Iranian passenger flight incident is a grim echo of the 1988 US takedown of an airplane


TEHRAN, Iran – For some Iranians, it offered a grim echo of an accidental takedown of US forces more than 30 years ago.

The details of the interaction on Thursday night are in dispute. Iranian state media reported that two American fighter jets approached an Iranian plane, forcing its pilot to quickly change altitude, a move that left at least two passengers injured.

However, a spokesman for the United States Central Command said in a statement that a single F-15 fighter jet had conducted a “visual inspection” of the plane at a “safe distance” before flying.

Close-up of a passenger sitting by the window with blood on his face in a screenshot of images allegedly taken by a reporter for Iranian state television.IRIB through The Associated Press

For some, the incident recalled the July 3 shooting down of Iran Air Flight 655 by the US Navy, which remains one of the moments when the Iranian government signals its US mistrust during decades.

“It was almost a failure,” Habib Abdolhossein, an Iranian doctoral student, told NBC News by phone. “But there is no guarantee that passengers will be lucky next time and will not share the fate of those aboard Flight 655,” he said.

The 1988 attack on the Iran Air flight came in the midst of the so-called Oil Tanker War which saw US forces patrol shipping channels in the Persian Gulf to protect Kuwaiti oil tankers, while the paramilitary Revolutionary Guard of Iran often harassed or invaded incoming ships with smaller ships.

The tactic is still deployed today in the Straits of Hormuz Strait, where 20 percent of world oil passes.

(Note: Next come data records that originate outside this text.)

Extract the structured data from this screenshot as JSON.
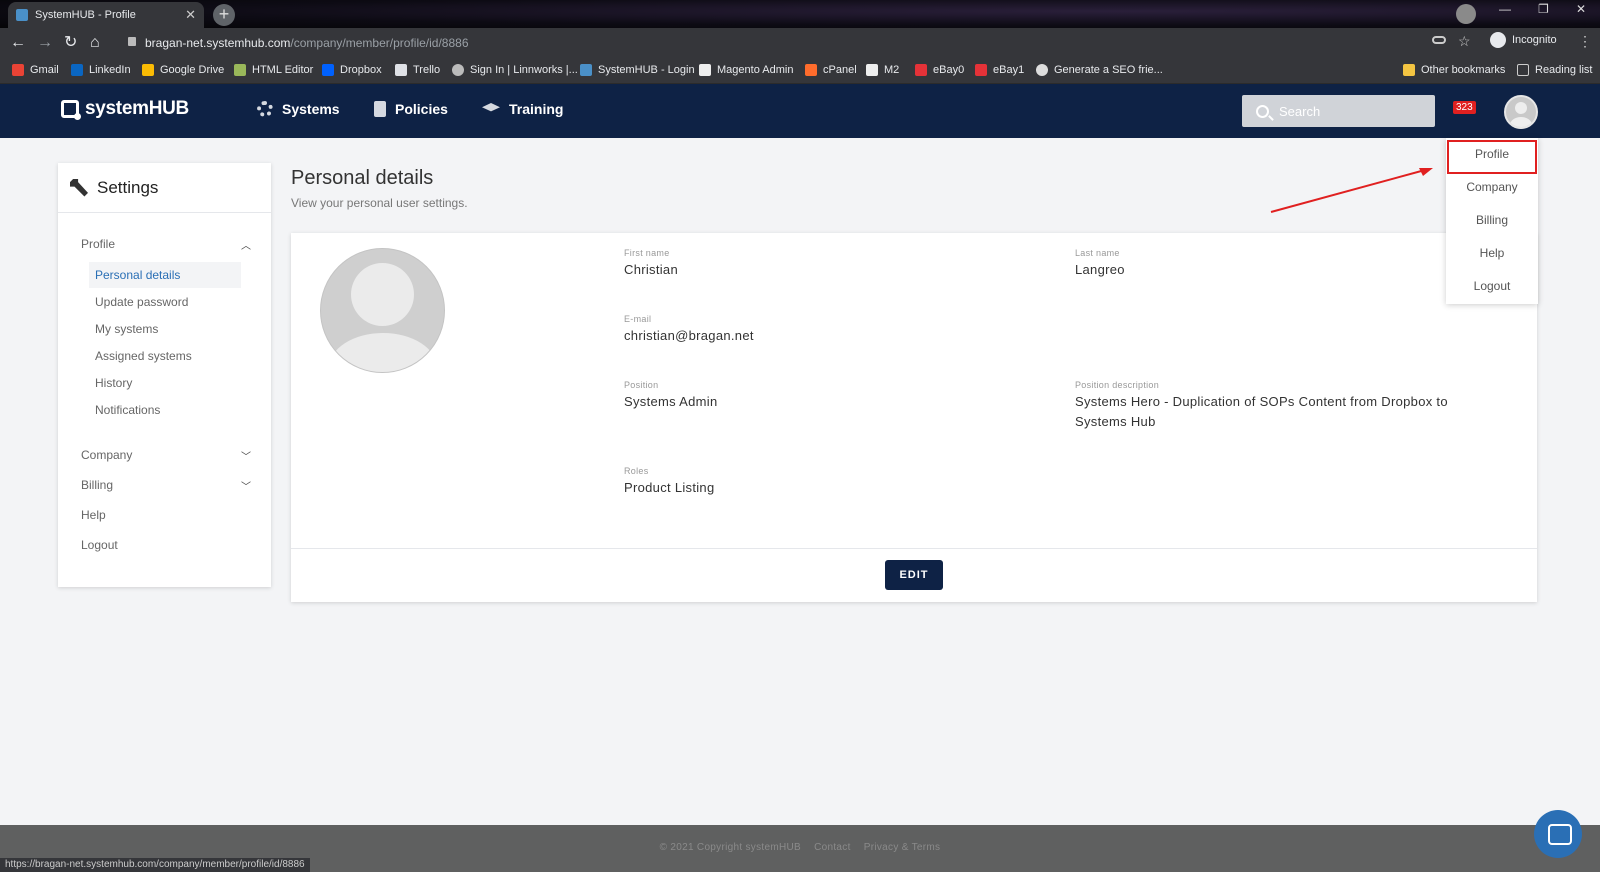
{
  "browser": {
    "tab_title": "SystemHUB - Profile",
    "url_host": "bragan-net.systemhub.com",
    "url_path": "/company/member/profile/id/8886",
    "incognito_label": "Incognito",
    "bookmarks": [
      "Gmail",
      "LinkedIn",
      "Google Drive",
      "HTML Editor",
      "Dropbox",
      "Trello",
      "Sign In | Linnworks |...",
      "SystemHUB - Login",
      "Magento Admin",
      "cPanel",
      "M2",
      "eBay0",
      "eBay1",
      "Generate a SEO frie..."
    ],
    "other_bookmarks": "Other bookmarks",
    "reading_list": "Reading list",
    "status_url": "https://bragan-net.systemhub.com/company/member/profile/id/8886"
  },
  "header": {
    "logo": "systemHUB",
    "nav": [
      "Systems",
      "Policies",
      "Training"
    ],
    "search_placeholder": "Search",
    "notification_count": "323"
  },
  "dropdown": [
    "Profile",
    "Company",
    "Billing",
    "Help",
    "Logout"
  ],
  "sidebar": {
    "title": "Settings",
    "profile": "Profile",
    "items": [
      "Personal details",
      "Update password",
      "My systems",
      "Assigned systems",
      "History",
      "Notifications"
    ],
    "company": "Company",
    "billing": "Billing",
    "help": "Help",
    "logout": "Logout"
  },
  "main": {
    "title": "Personal details",
    "subtitle": "View your personal user settings.",
    "first_name_label": "First name",
    "first_name": "Christian",
    "last_name_label": "Last name",
    "last_name": "Langreo",
    "email_label": "E-mail",
    "email": "christian@bragan.net",
    "position_label": "Position",
    "position": "Systems Admin",
    "position_desc_label": "Position description",
    "position_desc": "Systems Hero - Duplication of SOPs Content from Dropbox to Systems Hub",
    "roles_label": "Roles",
    "roles": "Product Listing",
    "edit_button": "EDIT"
  },
  "footer": {
    "copyright": "© 2021 Copyright systemHUB",
    "contact": "Contact",
    "privacy": "Privacy & Terms"
  },
  "colors": {
    "navy": "#0e2245",
    "accent": "#2a6fb5",
    "highlight_red": "#e02020"
  }
}
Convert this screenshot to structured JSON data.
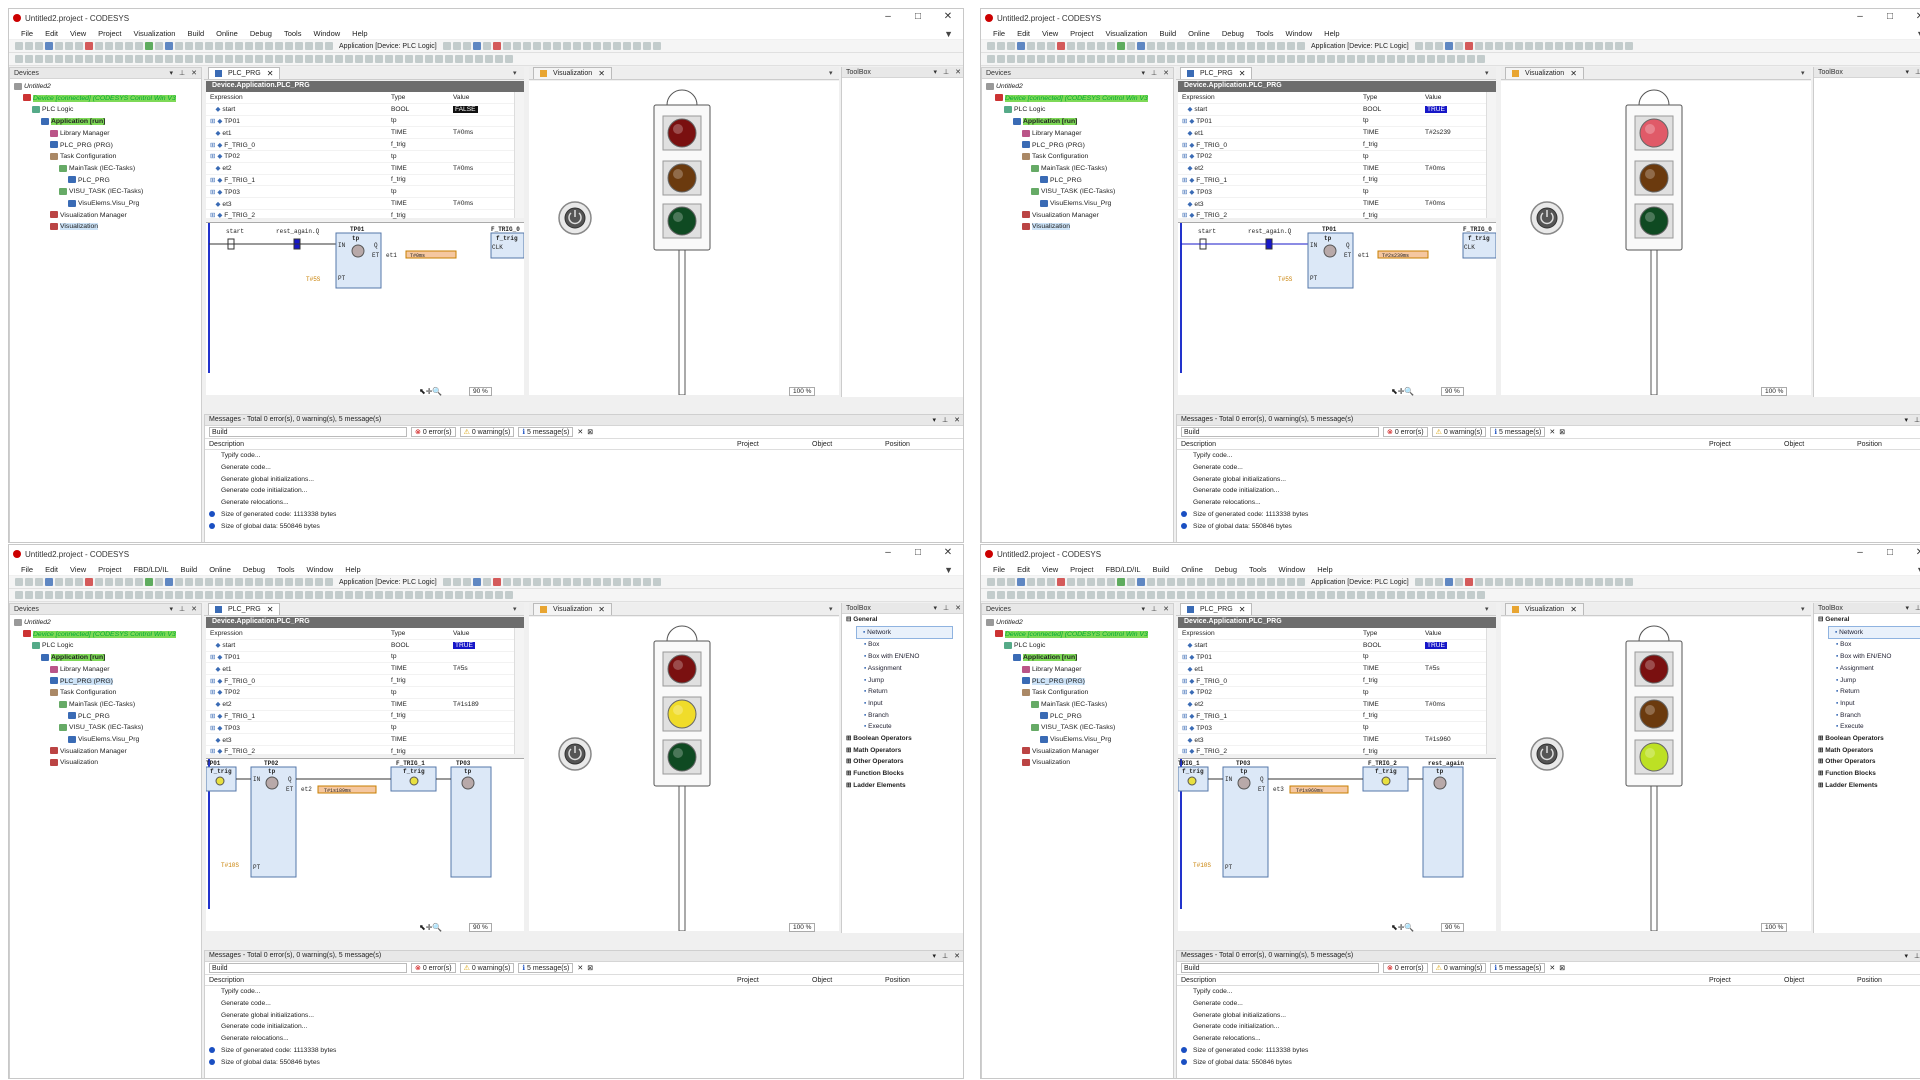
{
  "title": "Untitled2.project - CODESYS",
  "window_controls": [
    "–",
    "□",
    "✕"
  ],
  "menus_a": [
    "File",
    "Edit",
    "View",
    "Project",
    "Visualization",
    "Build",
    "Online",
    "Debug",
    "Tools",
    "Window",
    "Help"
  ],
  "menus_b": [
    "File",
    "Edit",
    "View",
    "Project",
    "FBD/LD/IL",
    "Build",
    "Online",
    "Debug",
    "Tools",
    "Window",
    "Help"
  ],
  "toolbar_app": "Application [Device: PLC Logic]",
  "devices_panel": "Devices",
  "toolbox_panel": "ToolBox",
  "tree": [
    "Untitled2",
    "Device [connected] (CODESYS Control Win V3",
    "PLC Logic",
    "Application [run]",
    "Library Manager",
    "PLC_PRG (PRG)",
    "Task Configuration",
    "MainTask (IEC-Tasks)",
    "PLC_PRG",
    "VISU_TASK (IEC-Tasks)",
    "VisuElems.Visu_Prg",
    "Visualization Manager",
    "Visualization"
  ],
  "tab_plc": "PLC_PRG",
  "tab_visu": "Visualization",
  "watch_title": "Device.Application.PLC_PRG",
  "watch_cols": [
    "Expression",
    "Type",
    "Value"
  ],
  "watch_rows": [
    {
      "e": "start",
      "t": "BOOL"
    },
    {
      "e": "TP01",
      "t": "tp"
    },
    {
      "e": "et1",
      "t": "TIME"
    },
    {
      "e": "F_TRIG_0",
      "t": "f_trig"
    },
    {
      "e": "TP02",
      "t": "tp"
    },
    {
      "e": "et2",
      "t": "TIME"
    },
    {
      "e": "F_TRIG_1",
      "t": "f_trig"
    },
    {
      "e": "TP03",
      "t": "tp"
    },
    {
      "e": "et3",
      "t": "TIME"
    },
    {
      "e": "F_TRIG_2",
      "t": "f_trig"
    }
  ],
  "quadrants": [
    {
      "menus": "a",
      "vals": {
        "start": "FALSE",
        "et1": "T#0ms",
        "et2": "T#0ms",
        "et3": "T#0ms"
      },
      "ld": "a",
      "et_box": "T#0ms",
      "lights": [
        "red-off",
        "yellow-off",
        "green-off"
      ],
      "toolbox_items": false
    },
    {
      "menus": "a",
      "vals": {
        "start": "TRUE",
        "et1": "T#2s239",
        "et2": "T#0ms",
        "et3": "T#0ms"
      },
      "ld": "a",
      "et_box": "T#2s239ms",
      "lights": [
        "red-on",
        "yellow-off",
        "green-off"
      ],
      "toolbox_items": false
    },
    {
      "menus": "b",
      "vals": {
        "start": "TRUE",
        "et1": "T#5s",
        "et2": "T#1s189",
        "et3": ""
      },
      "ld": "b",
      "et_box": "T#1s189ms",
      "lights": [
        "red-off",
        "yellow-on",
        "green-off"
      ],
      "toolbox_items": true
    },
    {
      "menus": "b",
      "vals": {
        "start": "TRUE",
        "et1": "T#5s",
        "et2": "T#0ms",
        "et3": "T#1s960"
      },
      "ld": "c",
      "et_box": "T#1s960ms",
      "lights": [
        "red-off",
        "yellow-off",
        "green-on"
      ],
      "toolbox_items": true
    }
  ],
  "ld_labels": {
    "start": "start",
    "rest": "rest_again.Q",
    "tp01": "TP01",
    "ftrig0": "F_TRIG_0",
    "tp": "tp",
    "ftrig": "f_trig",
    "in": "IN",
    "q": "Q",
    "pt": "PT",
    "et": "ET",
    "clk": "CLK",
    "et1": "et1",
    "et2": "et2",
    "et3": "et3",
    "t5": "T#5S",
    "t10": "T#10S",
    "tp02": "TP02",
    "ftrig1": "F_TRIG_1",
    "tp03": "TP03",
    "ftrig2": "F_TRIG_2",
    "rest2": "rest_again",
    "trig0": "TRIG_0",
    "trig1": "TRIG_1"
  },
  "zoom_ld": "90 %",
  "zoom_visu": "100 %",
  "toolbox": {
    "general": "General",
    "items": [
      "Network",
      "Box",
      "Box with EN/ENO",
      "Assignment",
      "Jump",
      "Return",
      "Input",
      "Branch",
      "Execute"
    ],
    "groups": [
      "Boolean Operators",
      "Math Operators",
      "Other Operators",
      "Function Blocks",
      "Ladder Elements"
    ]
  },
  "messages": {
    "title": "Messages - Total 0 error(s), 0 warning(s), 5 message(s)",
    "combo": "Build",
    "errors": "0 error(s)",
    "warnings": "0 warning(s)",
    "msgs": "5 message(s)",
    "cols": [
      "Description",
      "Project",
      "Object",
      "Position"
    ],
    "lines": [
      "Typify code...",
      "Generate code...",
      "Generate global initializations...",
      "Generate code initialization...",
      "Generate relocations..."
    ],
    "info": [
      "Size of generated code: 1113338 bytes",
      "Size of global data: 550846 bytes"
    ]
  },
  "colors": {
    "accent_green": "#7ed957",
    "true_blue": "#1717c8",
    "panel_head": "#6d6d6d"
  }
}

As part of a then-twice-weekly route conducted by the airline for over 20 years, Iran Air Flight 655 took off from Bandar Abbas, Iran, heading for Dubai in the United Arab Emirates.

The USS Vincennes mistaken it for an Iranian F-14 fighter jet, despite having state-of-the-art combat equipment at the time.

The United States says the Navy made 11 radio warning calls on different frequencies before the Vincennes fired two missiles at the plane, shooting it down and killing all 290 on board, 66 of whom were babies and children.

Iran would eventually sue the US, reaching a $ 131.8 million settlement, though Captain William C. Rogers of the USS Vincennes would later receive the Legion of Merit award, further angering Tehran.

Noting that the flight was shot down “towards the end of the Iran-Iraq war, when the Reagan administration supported the Iraqi dictator Saddam Hussein who invaded Iran in 1980”, Arshin Adib-Moghaddam, professor of global thought and comparative philosophy at SOAS University Londoner told NBC News by email that “it remains a national trauma for many Iranians, and is commemorated as such every year.”

In subsequent years, state television in the Middle East country broadcast live images on the anniversary of mourners crying from boats at the place where the plane sank, throwing flowers into the warm waters of the Persian Gulf.

“I think it is pretty clear that the Iranians believe that the United States does not care about the lives of innocent people,” Seyed Mohammad Marandi, a professor at Tehran University, told NBC News by text message, pointing to recent United States sanctions United against Iran

The “threat from a civilian airliner” would only increase Iranians’ hostility to the United States, similar to the anger felt in 1988, he said.

“Even in this recent incident, they try to blame us,” he added. “That leads to the depth of this anger.”

Iranian politicians have also complained about the incident.

“United States government terrorism continues in the skies, land and sea,” Culture Minister Seyyed Abbas Salehi wrote Friday.

While the Iranian president has yet to address the latest incident, he made reference to Flight 655 after a U.S. drone attack killed prominent Iranian General Qassem Soleimani in January.

Criticizing the comments of the President of the United States, Donald Trump, who said that if Iran retaliated for the murder of Soleimani, the American forces had chosen 52 targets to be attacked in Iran, one for each hostage held after the inauguration of the United States Embassy in 1979: Iranian President Hassan Rouhani tweeted: Those referring to number 52 should also remember number 290. # IR655 “.

Shortly thereafter, in January, Iran admitted that it unintentionally shot down a Ukrainian passenger plane hours after launching ballistic missiles at Iraqi bases that host US troops, blaming “human error” for the “great tragedy” that killed the 176 people on board. .

Amin Hossein Khodadadi reported from Tehran and Isobel van Hagen from London.

Associated Press contributed to this report.